IVORY BANGLES ANALYSIS by Eric Ngmaryo
IVORY BANGLES ANALYSIS by Eric Ngmaryo
IVORY BANGLES ANALYSIS PDF – Eric Ng’maryo
Shifting from the way things are usually done in society may attract affliction. This is the dominant issue in Eric Ng’maryo’s short story Ivory Bangles. It describes the death of a woman. The author seems to suggest that the woman dies only because her husband and she defy the instructions of the seer.
Key events in Ivory Bangles
- The worrying insight
- The evening meal
- Second wife
- The ivory bangles
- The revelation
- The alternative plan
- The wife’s death
Characters in Ivory Bangles
- The old man
- The wife
- Their only son
- The seer
- Makusaro – sister-in-law
- Leveri – daughter-in-law
- Kabanda – grandson
Focus
When we deviate from established norms, we invite misfortune or adversity.
Ivory Bangles Summary
The husband is distressed after the seer instructs him to give his wife a thorough beating and send her to her parents after the beating. The man consults the seer after he notices blood specks on the liver of a goat he had slaughtered.
The seer’s pebbles say the man’s wife is going to die because the spirits were jealous of a happy wife. To avert the death, the pebbles say he has to give her a thorough beating.
During the evening meal with his wife, the man is disturbed since he doesn’t know how to deliver the bad news to his loving wife.
The man is a chief’s councillor and is regarded as a small chief. As much as he is respected, many are surprised that he has only one wife. When the chief suggested that he marries another wife, the man replies using a riddle. The chief quickly and ravels the riddle as “A wife, a co-wife, witchcraft and death”. This reveals that the people have deep seated beliefs about witchcraft and death.

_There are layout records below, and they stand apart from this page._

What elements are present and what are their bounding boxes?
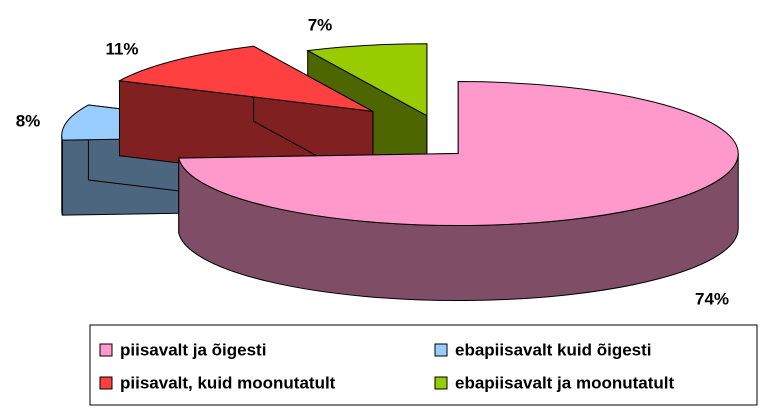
legend-swatch <box>434 376 448 390</box>
legend-swatch <box>99 376 113 390</box>
legend-label: piisavalt ja õigesti <box>120 340 266 359</box>
slice <box>178 81 739 227</box>
legend-label: ebapiisavalt kuid õigesti <box>455 340 652 359</box>
value-label: 11% <box>105 39 138 58</box>
value-label: 74% <box>695 289 729 308</box>
slice-wall <box>61 135 63 216</box>
value-label: 8% <box>16 111 41 130</box>
legend-label: piisavalt, kuid moonutatult <box>120 373 336 392</box>
legend-box <box>89 324 758 406</box>
legend-swatch <box>99 343 113 357</box>
legend-label: ebapiisavalt ja moonutatult <box>455 373 674 392</box>
legend-swatch <box>434 343 448 357</box>
slice <box>117 45 374 112</box>
slice <box>306 43 428 117</box>
value-label: 7% <box>308 15 333 34</box>
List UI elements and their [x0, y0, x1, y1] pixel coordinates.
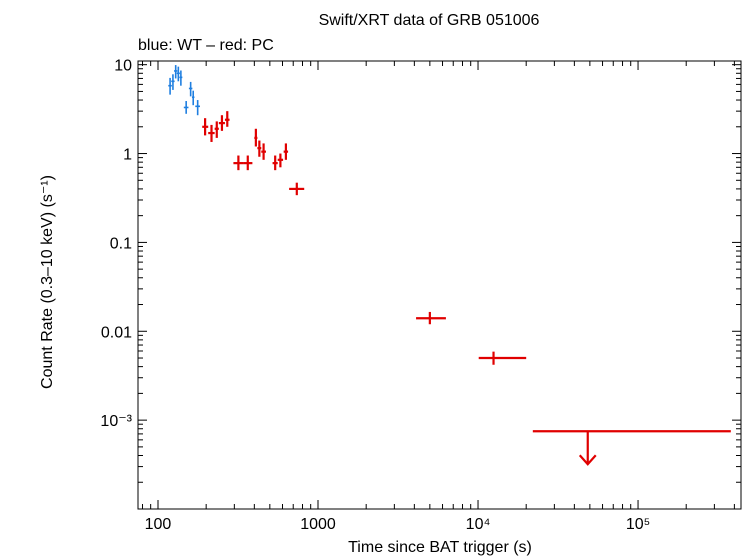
y-axis-label: Count Rate (0.3–10 keV) (s⁻¹) [39, 175, 56, 389]
upper-limit-arrow-head [578, 454, 597, 466]
pc-data-point [416, 311, 446, 325]
wt-data-point [188, 81, 193, 97]
data-marks-group [168, 65, 731, 466]
x-tick-label: 10⁵ [626, 516, 650, 533]
axes-group: 100 1000 10⁴ 10⁵ 10 1 0.1 0.01 10⁻³ [100, 58, 741, 533]
pc-data-point [257, 140, 262, 157]
pc-data-point [254, 128, 258, 147]
wt-data-point [183, 101, 189, 114]
wt-data-point [171, 74, 175, 90]
pc-data-point [272, 155, 278, 171]
x-tick-label: 100 [145, 516, 172, 533]
y-tick-label: 10⁻³ [100, 413, 132, 430]
y-tick-label: 1 [123, 147, 132, 164]
pc-data-point [233, 155, 244, 171]
pc-data-point [214, 121, 219, 138]
pc-data-point [218, 115, 225, 131]
chart-subtitle: blue: WT – red: PC [138, 37, 274, 54]
wt-data-point [174, 65, 178, 79]
y-tick-label: 0.1 [110, 235, 132, 252]
chart-title: Swift/XRT data of GRB 051006 [319, 12, 540, 29]
wt-data-point [195, 100, 200, 116]
x-axis-label: Time since BAT trigger (s) [348, 539, 532, 556]
x-tick-label: 10⁴ [466, 516, 491, 533]
pc-data-point [261, 143, 266, 160]
wt-data-point [168, 77, 172, 95]
upper-limit-marker [532, 430, 731, 466]
x-tick-label: 1000 [300, 516, 336, 533]
wt-data-point [191, 90, 195, 106]
wt-data-point [176, 66, 180, 82]
y-tick-label: 0.01 [101, 324, 132, 341]
pc-data-point [277, 153, 284, 168]
plot-frame [137, 60, 742, 510]
pc-data-point [283, 143, 289, 160]
wt-data-point [179, 70, 183, 86]
pc-data-point [224, 111, 230, 127]
pc-data-point [478, 351, 527, 365]
pc-data-point [202, 118, 209, 136]
pc-data-point [208, 124, 215, 142]
y-tick-label: 10 [114, 58, 132, 75]
pc-data-point [243, 155, 253, 171]
pc-data-point [289, 182, 305, 196]
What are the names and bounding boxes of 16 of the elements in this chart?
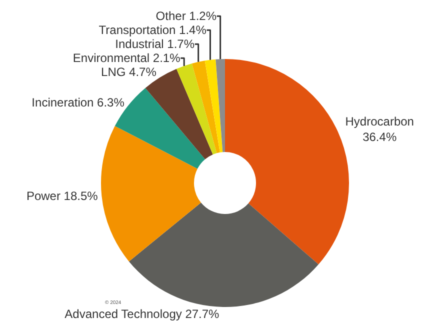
donut-slice	[128, 202, 319, 307]
slice-label: Other 1.2%	[156, 9, 217, 24]
slice-label: Environmental 2.1%	[72, 51, 181, 66]
donut-slice	[176, 64, 217, 154]
slice-label: LNG 4.7%	[101, 65, 157, 80]
slice-label: Advanced Technology 27.7%	[64, 306, 220, 321]
donut-slice	[216, 59, 225, 152]
slice-label: Transportation 1.4%	[98, 23, 207, 38]
data-label: 36.4%	[362, 130, 397, 144]
slice-label: Power 18.5%	[26, 188, 98, 203]
donut-slice	[101, 126, 201, 262]
slice-label: Hydrocarbon	[345, 114, 414, 128]
donut-slice	[192, 60, 220, 154]
donut-slice	[204, 59, 223, 152]
slice-label: Industrial 1.7%	[115, 37, 195, 52]
slice-label: Incineration 6.3%	[32, 96, 125, 110]
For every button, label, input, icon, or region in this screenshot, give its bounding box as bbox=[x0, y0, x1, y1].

The man loves his wife dearly. When she had their first child, he gifted her twenty four handcrafted ivory bangles some etched with the words of a long love poem.
That night the man divulges the seer’s words to the wife.
“The spirits want me to give you a ritual beating.” (pg. 22)
The woman dismisses this and hints that she knows the seer. He once wanted to marry her and had threatened to put a spell on her.
The man is adamant that the seer did not put blood specks on the goat’s liver and that he is only the mouthpiece of their dead ancestors.
The man is ready to carry out the seer’s instructions in order to avert the wife’s death. The wife talks him out of it, proposing that there is another way.
While at the market, she thinks of her plan: She intends to go home and cook for the husband before going to her brother’s place. She would go there weeping that her husband had beaten her for no reason, and would refuse to go back to him until her clan and her husband’s clan meet to reconcile them. The husband would be asked to part with a fine and they would drink beer of reconciliation. This would certainly fool the spirits.
The woman returns home amidst cries of village scouts warning people about wandering elephants.
The woman decides to weed the weedy part of her grove. While hoeing, her thoughts wander to Leveri, her daughter-in-law, who had helped her weed just three weeks ago. She had run away from her husband who had beaten her badly. The woman does not understand why their son is different from his father.
From nowhere, an elephant emerges, attacks and kills the woman.
“They found her thus in her shallow grave: a mass of flesh and blood and shattered ivory bangles.” (pg. 25)
The powers of the seer seem to be confirmed since his eerie prediction comes to pass.
The woman dies because she deviates from customary norms after her husband and she defy the tribal seer, a priest of the people.
Do you think the woman deserved to die?